Swan Lake de Matthew Bourne est multi récompensé, le ballet « a conquis le monde, devenant le ballet contemporain le plus longuement joué à Londres et Broadway ». L’accroche est astucieusement marketée, cependant il ne faut pas s’y tromper ; Swan Lake est une création chorégraphique à classer parmi les plus importantes du dernier changement de siècle. C’est une danse radicale qui ne cesse de surprendre à chaque tableaux. Une danse électrique où parfois (scène dans un bar) les hanches se décalent suavement façon pop, et les poignets se cassent en angles droits, faisant presque oublier que la musique a été composée par un des plus grands compositeurs symphonique du 19ème siècle. Une danse aérienne avec ces jambes à l’horizontale qui planent littéralement, ces bras ou plutôt ces cous de cygne qui se hissent royalement ou s’abaissent tendrement. Une danse poétique et lyrique où le mouvement bascule avec rapidité de la douceur à la violence. Et enfin, c’est une danse de chair parfois douloureusement vivante notamment par l’expressivité de ces cygnes, soufflants, agressifs même ou câlinement enveloppants. Comme vous l’aurez compris, c’est une danse intense pour laquelle les danseurs, de la compagnie Adventures in Motion Pictures, livrent tous une performance remarquable, époustouflante.

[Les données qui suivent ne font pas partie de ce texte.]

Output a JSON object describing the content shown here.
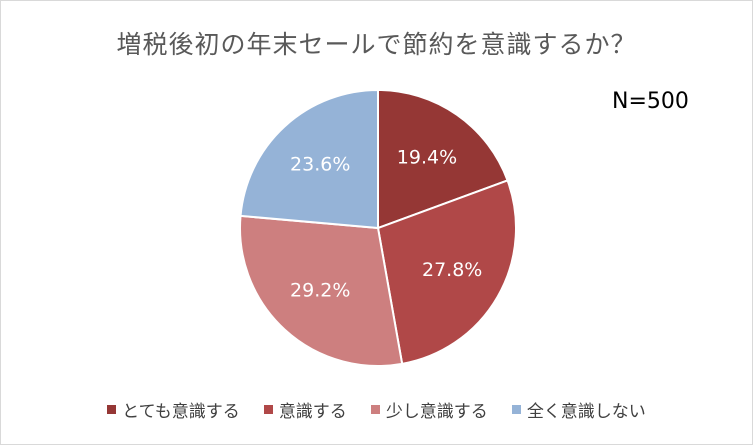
{
  "chart_data": {
    "type": "pie",
    "title": "増税後初の年末セールで節約を意識するか？",
    "note": "N=500",
    "start_angle_deg": 0,
    "direction": "clockwise",
    "legend_position": "bottom",
    "slices": [
      {
        "label": "とても意識する",
        "value": 19.4,
        "value_label": "19.4%",
        "color": "#953735"
      },
      {
        "label": "意識する",
        "value": 27.8,
        "value_label": "27.8%",
        "color": "#b04848"
      },
      {
        "label": "少し意識する",
        "value": 29.2,
        "value_label": "29.2%",
        "color": "#cd7f7f"
      },
      {
        "label": "全く意識しない",
        "value": 23.6,
        "value_label": "23.6%",
        "color": "#95b3d7"
      }
    ]
  }
}
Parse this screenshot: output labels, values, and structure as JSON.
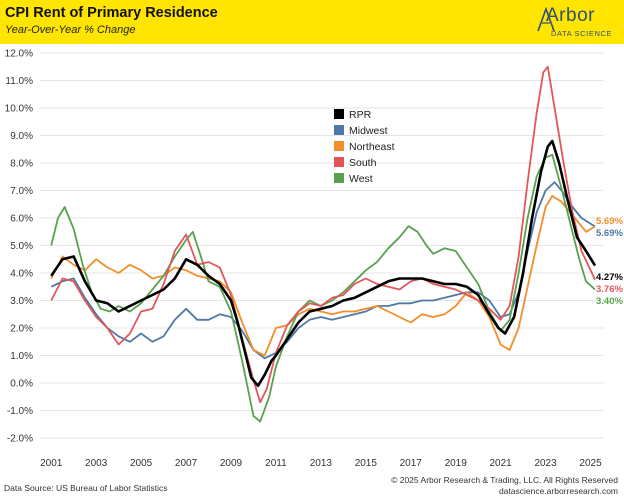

On osera penser à l’esprit baroque du Lac de Bourmeister (vu en 1992 avec ses héroïques interprètes, Patrick Dupond et Marie Claude Pietragalla, à l’Opéra National de Paris), Matthew Bourne entre dans cette tradition russe sans perdre le fil du conte. La chorégraphie est définitivement contemporaine, bourrée d'inventions, rien n’est laissé au hasard, à se demander si Matthew Bourne n’a pas percé le mystère du Lac pour en extraire sa substantifique moelle ? Chacun en fera sa propre interprétation.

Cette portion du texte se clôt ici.